People Magazine’s Wines of the Stars
If there is a more celebrity-obsessed culture than America, I’m not aware it. The fact is, J. Lo’s or Paris Hilton’s favorite wine could carry more weight with the average American than any 95 point wine identified by Robert Parker. Yes, these recommendations would mean different things, I suppose. Here I’m definitely thinking as a marketer. But imagine how this would promote the mainstreaming of wine.
The Ultimate Wine Geek Journal
Here’s what I’m thinking. Each issue profiles 10 wines. But each wine is given a thorough going over. Not just taste, but a description of the wine’s provenance is ever sense of the word: history of the wine and of past vintages, profile of the vineyard and growing techniques, winemaker’s bio and approach to wine, how the wine was made and why, a comparison of the wine to its peers, how the wine fits contextually into the current wine market and the stylistic range of similar wines.

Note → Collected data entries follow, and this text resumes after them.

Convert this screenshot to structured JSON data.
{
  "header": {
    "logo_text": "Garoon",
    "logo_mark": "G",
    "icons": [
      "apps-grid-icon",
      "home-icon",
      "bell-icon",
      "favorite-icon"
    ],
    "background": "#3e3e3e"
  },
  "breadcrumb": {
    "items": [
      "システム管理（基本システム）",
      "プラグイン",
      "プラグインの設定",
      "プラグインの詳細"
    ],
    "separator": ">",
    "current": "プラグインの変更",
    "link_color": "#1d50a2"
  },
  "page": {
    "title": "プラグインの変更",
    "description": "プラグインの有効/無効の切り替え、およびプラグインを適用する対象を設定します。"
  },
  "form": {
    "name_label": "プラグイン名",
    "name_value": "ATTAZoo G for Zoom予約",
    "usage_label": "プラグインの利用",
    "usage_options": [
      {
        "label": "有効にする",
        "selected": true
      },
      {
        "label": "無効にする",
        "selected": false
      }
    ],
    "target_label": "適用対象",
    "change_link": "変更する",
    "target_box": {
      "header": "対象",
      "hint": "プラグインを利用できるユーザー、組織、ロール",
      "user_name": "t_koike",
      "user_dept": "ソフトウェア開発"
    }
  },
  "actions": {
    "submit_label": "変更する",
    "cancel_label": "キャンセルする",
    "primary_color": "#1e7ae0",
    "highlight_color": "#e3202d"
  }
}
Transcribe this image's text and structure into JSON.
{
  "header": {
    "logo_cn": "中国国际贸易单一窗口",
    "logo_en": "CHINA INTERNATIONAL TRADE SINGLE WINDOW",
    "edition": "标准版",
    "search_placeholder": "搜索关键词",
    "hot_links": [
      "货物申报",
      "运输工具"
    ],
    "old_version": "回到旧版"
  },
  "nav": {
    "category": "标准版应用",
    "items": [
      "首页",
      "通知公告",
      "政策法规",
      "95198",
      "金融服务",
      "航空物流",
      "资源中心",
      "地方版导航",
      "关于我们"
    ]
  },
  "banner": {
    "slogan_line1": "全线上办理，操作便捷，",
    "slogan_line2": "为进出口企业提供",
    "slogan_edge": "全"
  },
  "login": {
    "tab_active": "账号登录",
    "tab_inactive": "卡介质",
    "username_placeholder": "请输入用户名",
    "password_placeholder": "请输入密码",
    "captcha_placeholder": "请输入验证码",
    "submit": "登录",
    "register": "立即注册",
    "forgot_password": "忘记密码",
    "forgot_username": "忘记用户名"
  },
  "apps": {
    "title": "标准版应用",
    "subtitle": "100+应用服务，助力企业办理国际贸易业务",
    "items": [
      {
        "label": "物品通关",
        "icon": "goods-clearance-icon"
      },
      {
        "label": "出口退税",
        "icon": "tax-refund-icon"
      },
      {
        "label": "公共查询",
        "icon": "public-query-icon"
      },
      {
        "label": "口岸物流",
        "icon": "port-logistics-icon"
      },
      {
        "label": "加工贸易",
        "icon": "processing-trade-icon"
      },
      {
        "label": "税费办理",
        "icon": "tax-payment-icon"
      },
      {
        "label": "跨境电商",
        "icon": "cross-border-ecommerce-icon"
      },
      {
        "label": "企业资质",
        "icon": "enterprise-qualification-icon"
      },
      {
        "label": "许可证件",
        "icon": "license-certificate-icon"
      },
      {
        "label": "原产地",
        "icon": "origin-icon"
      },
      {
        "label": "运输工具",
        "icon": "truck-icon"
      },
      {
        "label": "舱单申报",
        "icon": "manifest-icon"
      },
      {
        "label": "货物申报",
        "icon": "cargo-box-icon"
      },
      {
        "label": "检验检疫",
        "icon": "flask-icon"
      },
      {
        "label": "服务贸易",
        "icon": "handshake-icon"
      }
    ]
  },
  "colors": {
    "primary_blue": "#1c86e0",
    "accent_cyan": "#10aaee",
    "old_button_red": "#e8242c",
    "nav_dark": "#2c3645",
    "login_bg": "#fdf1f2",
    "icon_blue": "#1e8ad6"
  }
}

Everything. Granted, such a journal would have a very small audience. But we who would buy it deserve it.
As a literary genre, wine writing is pretty unique. The number of wine writers who actually get paid for what they do is really astoundingly large compared to the relatively small number of wine drinkers in America. And consider the context: what other consumable has magazines, sections in book stores and weekly columns in newspapers devoted to it? Still, more are necessary. Don’t you think?